Na sala a penumbra caia, mas bastava-lhe a luz do fim do dia. Gostava dessa hora quando todos, envolvidos nos movimentos do dia, ir e vir, deixavam quieta a vizinhança, sem ruídos. Puxou a cadeira e sentou-se frente à mesa.

As mãos longas, de unhas pintadas de esmalte claro, soltaram o cetro e o escudo. Juntou as palmas, inclinou o pescoço para trás, e fechou os olhos, ficando em silêncio. A tiara sobre a cabeça incorporara-se a seu corpo e não mais lhe sentia o peso. Olhou-se sob a luz do fim de tarde: as vestes azuis e vermelha, a faixa amarela na cintura; os pés descalços sobre a terra - era tão prazeroso! Apanhou o baralho e pos-se a misturá-lo, tentando esvaziar-se de perguntas.

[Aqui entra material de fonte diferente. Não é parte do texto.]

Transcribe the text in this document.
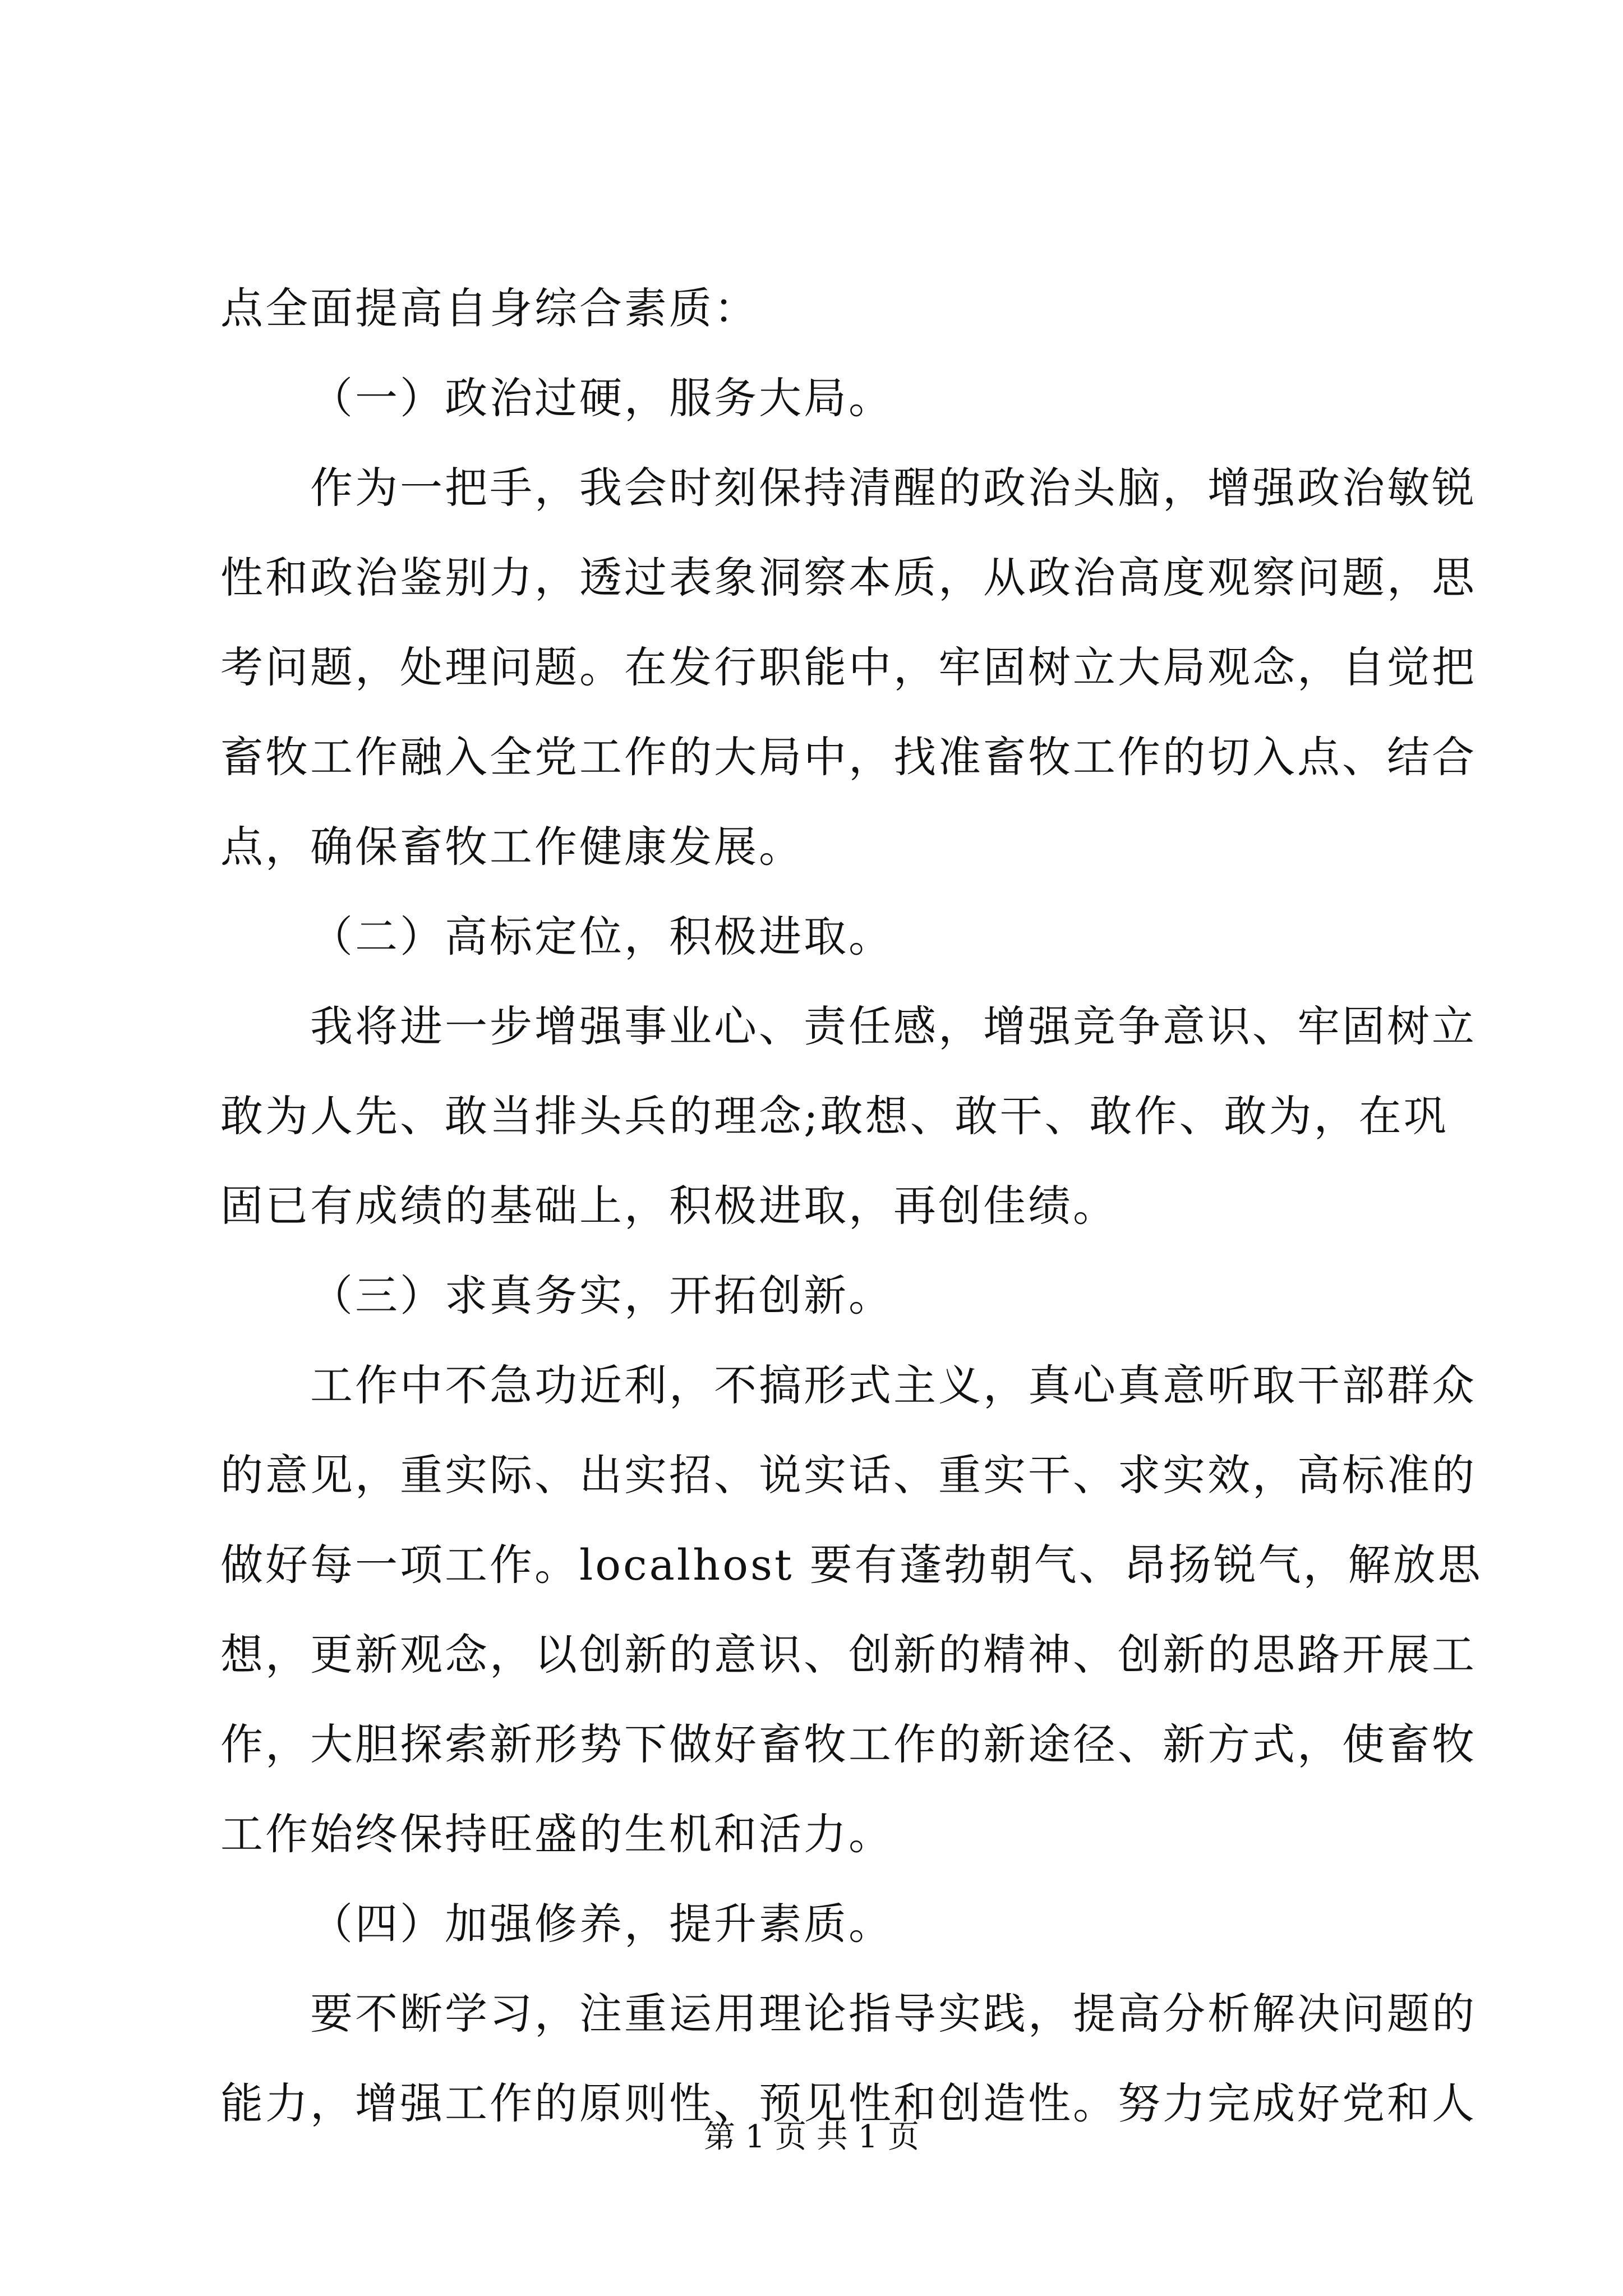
点全面提高自身综合素质：
（一）政治过硬，服务大局。
作为一把手，我会时刻保持清醒的政治头脑，增强政治敏锐
性和政治鉴别力，透过表象洞察本质，从政治高度观察问题，思
考问题，处理问题。在发行职能中，牢固树立大局观念，自觉把
畜牧工作融入全党工作的大局中，找准畜牧工作的切入点、结合
点，确保畜牧工作健康发展。
（二）高标定位，积极进取。
我将进一步增强事业心、责任感，增强竞争意识、牢固树立
敢为人先、敢当排头兵的理念;敢想、敢干、敢作、敢为，在巩
固已有成绩的基础上，积极进取，再创佳绩。
（三）求真务实，开拓创新。
工作中不急功近利，不搞形式主义，真心真意听取干部群众
的意见，重实际、出实招、说实话、重实干、求实效，高标准的
做好每一项工作。localhost 要有蓬勃朝气、昂扬锐气，解放思
想，更新观念，以创新的意识、创新的精神、创新的思路开展工
作，大胆探索新形势下做好畜牧工作的新途径、新方式，使畜牧
工作始终保持旺盛的生机和活力。
（四）加强修养，提升素质。
要不断学习，注重运用理论指导实践，提高分析解决问题的
能力，增强工作的原则性、预见性和创造性。努力完成好党和人
第 1 页 共 1 页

Colocou as cartas sobre a mesa e cortou o maço, sete vezes, para novamente sobrepor as cartas e, finalmente, dividi-las em três montes. Escolheu cinco: estava aberto o jogo. Colocou lado a lado, o dois e o três de paus. Sobre eles, ao centro, a terceira carta. A resposta era a Rainha de ouros. E a quintessência a primeira carta do naipe de copas.

Com cuidado analisou-as uma a uma. A escolha que o dois mostrava já estava assegurada e os bons augúrios da segunda posição, confirmava que agira certo. Regendo, olhou-se, como um espelho, sentada no trono, ciente de suas escolhas, grávida de sua própria vida; quantas expectativas e possibilidades tinha pela frente. Na rainha, a resposta, viu novamente o azul e o manto que lhe cobria o ombro. Deslizou as mãos sobre os ombros, com frio, aninhando-se no xale amarelo, encoberta que estava agora a sala que se enchia da noite.

Levantou-se, acendeu a luz do corredor e no quarto apanhou apressada a bolsa, abrindo-a enquanto ia até o armário apanhar os sapatos. Calçou-se e passou, sem olhar, brilho nos lábios. Foi até a porta da frente, o ruído dos saltos enchendo a sala. Antes de fechar teve o cuidado de apanhar as chaves; no escuro do hall, chamou o elevador. O amor estava lá fora.